L'organisation de la négociation a été
particulièrement complexe. Le dialogue social y est
généralement insuffisant, voire inexistant, freinant de ce fait
les possibilités de négociation. Par ailleurs, leurs dirigeants
ont du mal à connaître et à maîtriser les
différents outils d'aménagement du temps de travail existants.
Ces entreprises souffrent du manque de disponibilité de
l'encadrement, trop occupé par le quotidien de l'entreprise, alors que
les cadres ont un rôle crucial à jouer pour accompagner la RTT.
Enfin, ces entreprises ne disposent pas d'une interchangeabilité des
personnes suffisante pour permettre que la réduction du temps de travail
se traduise par des embauches compensatrices et ont du mal à trouver sur
le marché du travail les compétences dont elles ont besoin du
fait de la pénurie de main-d'oeuvre dans ce secteur
d'activité.
Les lois Aubry elles-mêmes avaient pris implicitement
acte de la nécessité de traiter différemment les PME et de
ne pas les contraindre à passer aux 35 heures dans les mêmes
conditions que les grandes entreprises.

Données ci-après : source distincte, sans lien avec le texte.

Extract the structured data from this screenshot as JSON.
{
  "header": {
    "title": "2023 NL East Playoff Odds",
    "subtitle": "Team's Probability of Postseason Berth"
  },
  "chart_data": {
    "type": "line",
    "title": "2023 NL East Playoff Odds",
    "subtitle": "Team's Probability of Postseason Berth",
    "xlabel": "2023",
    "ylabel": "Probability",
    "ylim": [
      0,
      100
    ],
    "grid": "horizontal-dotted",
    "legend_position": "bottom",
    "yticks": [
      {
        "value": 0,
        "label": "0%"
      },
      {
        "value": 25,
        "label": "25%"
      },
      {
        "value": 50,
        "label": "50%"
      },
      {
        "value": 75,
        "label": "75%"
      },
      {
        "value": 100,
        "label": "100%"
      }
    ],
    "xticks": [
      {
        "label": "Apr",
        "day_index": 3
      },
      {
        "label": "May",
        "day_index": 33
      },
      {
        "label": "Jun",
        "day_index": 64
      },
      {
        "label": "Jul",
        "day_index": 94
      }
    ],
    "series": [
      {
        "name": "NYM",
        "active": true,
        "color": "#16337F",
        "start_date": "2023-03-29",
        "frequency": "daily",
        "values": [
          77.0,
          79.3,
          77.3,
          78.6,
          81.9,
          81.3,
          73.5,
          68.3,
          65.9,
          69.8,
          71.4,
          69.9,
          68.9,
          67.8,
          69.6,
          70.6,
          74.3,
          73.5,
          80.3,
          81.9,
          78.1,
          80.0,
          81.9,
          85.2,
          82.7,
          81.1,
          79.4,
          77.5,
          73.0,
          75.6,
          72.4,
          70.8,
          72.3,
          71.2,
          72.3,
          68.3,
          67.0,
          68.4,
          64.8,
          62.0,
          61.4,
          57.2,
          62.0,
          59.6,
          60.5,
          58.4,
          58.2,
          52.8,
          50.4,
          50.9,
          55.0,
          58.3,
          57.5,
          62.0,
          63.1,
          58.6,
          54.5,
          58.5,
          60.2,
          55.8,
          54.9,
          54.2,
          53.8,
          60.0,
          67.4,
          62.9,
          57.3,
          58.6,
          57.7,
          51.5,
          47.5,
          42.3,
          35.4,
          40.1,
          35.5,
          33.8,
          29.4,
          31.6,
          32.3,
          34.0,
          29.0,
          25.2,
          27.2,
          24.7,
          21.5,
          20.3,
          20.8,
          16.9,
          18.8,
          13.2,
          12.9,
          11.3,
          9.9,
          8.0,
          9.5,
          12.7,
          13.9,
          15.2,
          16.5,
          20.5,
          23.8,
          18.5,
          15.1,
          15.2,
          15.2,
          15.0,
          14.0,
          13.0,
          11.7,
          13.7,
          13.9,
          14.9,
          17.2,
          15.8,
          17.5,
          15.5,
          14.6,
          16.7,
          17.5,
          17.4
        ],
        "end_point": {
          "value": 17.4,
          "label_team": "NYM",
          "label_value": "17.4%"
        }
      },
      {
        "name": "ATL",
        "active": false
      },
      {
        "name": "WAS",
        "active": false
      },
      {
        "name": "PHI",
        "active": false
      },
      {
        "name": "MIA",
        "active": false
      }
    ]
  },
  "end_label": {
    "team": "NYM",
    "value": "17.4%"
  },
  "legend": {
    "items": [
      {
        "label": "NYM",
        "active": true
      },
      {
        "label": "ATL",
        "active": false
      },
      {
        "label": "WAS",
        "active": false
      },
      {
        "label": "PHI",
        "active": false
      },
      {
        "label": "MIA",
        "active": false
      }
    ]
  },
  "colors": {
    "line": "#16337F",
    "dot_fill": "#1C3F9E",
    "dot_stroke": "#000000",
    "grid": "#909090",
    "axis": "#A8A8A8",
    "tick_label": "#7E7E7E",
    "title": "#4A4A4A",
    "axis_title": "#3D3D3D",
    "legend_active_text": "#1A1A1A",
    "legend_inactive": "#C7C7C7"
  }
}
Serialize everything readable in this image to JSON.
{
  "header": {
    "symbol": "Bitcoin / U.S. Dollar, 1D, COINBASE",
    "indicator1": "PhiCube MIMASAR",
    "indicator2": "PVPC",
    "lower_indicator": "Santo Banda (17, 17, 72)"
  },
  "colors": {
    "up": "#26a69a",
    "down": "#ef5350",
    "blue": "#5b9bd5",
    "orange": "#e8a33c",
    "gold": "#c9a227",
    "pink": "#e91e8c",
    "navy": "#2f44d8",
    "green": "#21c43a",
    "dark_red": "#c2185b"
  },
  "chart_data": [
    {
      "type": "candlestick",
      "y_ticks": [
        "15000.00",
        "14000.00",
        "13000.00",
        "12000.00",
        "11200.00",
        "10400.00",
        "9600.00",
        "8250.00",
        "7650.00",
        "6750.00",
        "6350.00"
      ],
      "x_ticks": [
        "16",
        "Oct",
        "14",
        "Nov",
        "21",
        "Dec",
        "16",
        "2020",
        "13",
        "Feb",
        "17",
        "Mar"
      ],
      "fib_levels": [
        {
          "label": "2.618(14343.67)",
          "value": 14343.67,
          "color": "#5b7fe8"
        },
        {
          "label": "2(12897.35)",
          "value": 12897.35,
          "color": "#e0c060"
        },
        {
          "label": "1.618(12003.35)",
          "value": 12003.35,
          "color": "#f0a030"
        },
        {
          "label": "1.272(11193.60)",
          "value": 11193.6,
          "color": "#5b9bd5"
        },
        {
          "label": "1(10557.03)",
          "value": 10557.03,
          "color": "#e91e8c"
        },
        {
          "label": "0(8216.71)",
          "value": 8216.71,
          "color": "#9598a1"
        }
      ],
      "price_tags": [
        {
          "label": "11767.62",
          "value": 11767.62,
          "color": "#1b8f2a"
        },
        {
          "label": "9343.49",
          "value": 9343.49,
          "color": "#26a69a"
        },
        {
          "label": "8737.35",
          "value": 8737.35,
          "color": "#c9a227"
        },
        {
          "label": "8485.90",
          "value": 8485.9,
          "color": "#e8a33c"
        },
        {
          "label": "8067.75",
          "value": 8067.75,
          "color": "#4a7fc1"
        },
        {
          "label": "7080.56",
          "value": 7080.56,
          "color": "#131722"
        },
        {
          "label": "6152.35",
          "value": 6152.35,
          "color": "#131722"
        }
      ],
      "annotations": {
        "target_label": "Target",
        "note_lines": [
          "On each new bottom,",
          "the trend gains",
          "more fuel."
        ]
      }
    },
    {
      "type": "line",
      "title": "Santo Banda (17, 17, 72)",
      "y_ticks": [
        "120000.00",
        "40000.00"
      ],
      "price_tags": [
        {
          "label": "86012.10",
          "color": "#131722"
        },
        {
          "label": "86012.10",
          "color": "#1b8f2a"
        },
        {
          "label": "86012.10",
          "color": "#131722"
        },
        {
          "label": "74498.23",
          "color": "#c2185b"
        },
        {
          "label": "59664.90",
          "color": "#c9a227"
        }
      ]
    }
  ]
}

Les plus petites d'entre
elles, celles employant moins de 20 salariés, ont
bénéficié d'un régime particulier, marqué
par un report du passage à 39 heures des modalités de
négociations spécifiques pour l'obtention des allègements
de cotisations sociales, et le maintien du droit existant en matière de
repos compensateur.
Malgré ces adaptations, les difficultés
d'application de la réduction du temps de travail aux petites
entreprises expliquent que leurs dirigeants aient fait preuve d'attentisme et
n'aient pas anticipé le passage aux 39 heures.

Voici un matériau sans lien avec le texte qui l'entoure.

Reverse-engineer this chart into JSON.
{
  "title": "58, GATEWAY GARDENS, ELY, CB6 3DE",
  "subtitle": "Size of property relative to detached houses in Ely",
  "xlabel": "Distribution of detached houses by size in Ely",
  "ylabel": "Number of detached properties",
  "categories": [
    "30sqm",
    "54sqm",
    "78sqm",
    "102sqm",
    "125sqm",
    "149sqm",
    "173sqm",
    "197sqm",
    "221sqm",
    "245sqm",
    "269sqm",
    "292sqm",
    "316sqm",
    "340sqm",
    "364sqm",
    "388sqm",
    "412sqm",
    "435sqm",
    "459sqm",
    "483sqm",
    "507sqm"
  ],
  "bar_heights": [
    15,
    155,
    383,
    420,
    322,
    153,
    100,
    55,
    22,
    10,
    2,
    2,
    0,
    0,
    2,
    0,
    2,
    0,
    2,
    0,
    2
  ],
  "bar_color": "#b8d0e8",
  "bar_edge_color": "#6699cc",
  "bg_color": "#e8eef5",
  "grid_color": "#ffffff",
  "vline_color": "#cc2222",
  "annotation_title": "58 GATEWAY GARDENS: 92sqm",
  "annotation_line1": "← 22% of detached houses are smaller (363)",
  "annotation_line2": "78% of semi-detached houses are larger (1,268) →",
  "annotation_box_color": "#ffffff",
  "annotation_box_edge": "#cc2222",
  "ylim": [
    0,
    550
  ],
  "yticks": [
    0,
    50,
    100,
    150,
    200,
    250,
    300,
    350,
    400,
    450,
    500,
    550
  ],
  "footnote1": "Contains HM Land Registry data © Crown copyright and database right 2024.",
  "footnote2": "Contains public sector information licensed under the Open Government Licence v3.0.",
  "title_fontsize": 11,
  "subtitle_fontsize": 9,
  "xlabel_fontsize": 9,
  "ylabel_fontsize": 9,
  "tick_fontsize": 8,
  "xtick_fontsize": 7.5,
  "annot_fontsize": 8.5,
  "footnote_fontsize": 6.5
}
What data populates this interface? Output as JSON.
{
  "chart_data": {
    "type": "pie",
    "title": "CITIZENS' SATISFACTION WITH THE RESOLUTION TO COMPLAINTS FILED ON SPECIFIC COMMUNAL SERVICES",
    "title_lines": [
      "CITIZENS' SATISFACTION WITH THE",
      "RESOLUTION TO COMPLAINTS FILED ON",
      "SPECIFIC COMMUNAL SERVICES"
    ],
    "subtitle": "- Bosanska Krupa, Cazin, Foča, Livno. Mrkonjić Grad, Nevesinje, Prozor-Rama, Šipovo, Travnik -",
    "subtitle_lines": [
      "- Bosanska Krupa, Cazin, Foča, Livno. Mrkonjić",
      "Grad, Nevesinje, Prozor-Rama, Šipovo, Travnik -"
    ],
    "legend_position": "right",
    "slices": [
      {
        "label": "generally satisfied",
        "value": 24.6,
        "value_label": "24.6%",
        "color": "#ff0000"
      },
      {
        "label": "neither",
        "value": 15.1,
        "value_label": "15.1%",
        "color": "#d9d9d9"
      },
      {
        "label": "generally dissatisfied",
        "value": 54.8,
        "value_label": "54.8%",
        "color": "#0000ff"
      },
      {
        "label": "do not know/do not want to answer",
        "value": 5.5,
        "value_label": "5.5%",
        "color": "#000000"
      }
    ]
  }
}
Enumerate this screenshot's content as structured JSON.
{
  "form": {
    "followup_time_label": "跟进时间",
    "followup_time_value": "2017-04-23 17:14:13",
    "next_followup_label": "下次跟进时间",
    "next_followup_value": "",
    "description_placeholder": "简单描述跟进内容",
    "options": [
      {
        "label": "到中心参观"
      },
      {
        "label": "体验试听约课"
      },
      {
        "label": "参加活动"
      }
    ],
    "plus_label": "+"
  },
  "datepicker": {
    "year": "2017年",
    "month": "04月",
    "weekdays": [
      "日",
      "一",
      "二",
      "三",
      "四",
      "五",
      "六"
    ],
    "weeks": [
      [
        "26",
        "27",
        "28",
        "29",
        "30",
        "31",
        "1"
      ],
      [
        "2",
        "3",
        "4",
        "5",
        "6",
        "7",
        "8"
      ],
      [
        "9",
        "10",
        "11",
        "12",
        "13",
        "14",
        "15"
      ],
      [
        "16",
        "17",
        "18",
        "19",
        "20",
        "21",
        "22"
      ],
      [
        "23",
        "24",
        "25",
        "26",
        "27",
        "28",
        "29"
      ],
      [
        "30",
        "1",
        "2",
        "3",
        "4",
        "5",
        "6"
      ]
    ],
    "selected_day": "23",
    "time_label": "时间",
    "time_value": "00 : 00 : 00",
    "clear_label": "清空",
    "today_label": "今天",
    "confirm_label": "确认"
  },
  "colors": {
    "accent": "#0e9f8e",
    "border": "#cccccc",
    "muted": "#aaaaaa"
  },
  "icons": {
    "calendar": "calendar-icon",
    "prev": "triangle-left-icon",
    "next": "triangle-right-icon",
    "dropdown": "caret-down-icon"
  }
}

Force est malheureusement de constater que la levée de
bouclier que les 39 heures avaient provoquée dans le monde de
l'hôtellerie restauration des PME lors de leur mise en oeuvre
était justifiée : à quelques rares exceptions
près, pour les petites et moyennes entreprises, et en tout premier lieu
les plus petites d'entre elles, les 39 heures ont été un
véritable séisme, bouleversant des équilibres
économiques souvent fragiles et introduisant encore de la
rigidité dans la gestion quotidienne
En 2003, une enquête a été
réalisée sur les conditions de mise en oeuvre des 39 heures,
laquelle semble significative. Ainsi, à la question :
« pourquoi votre entreprise n'applique-t-elle pas les
39 heures », les entreprises hôtelières ont,
à 44 %, mis en avant l'inadaptation à l'activité des
entreprises.
Pourquoi ne pas appliquer les
35 heures ?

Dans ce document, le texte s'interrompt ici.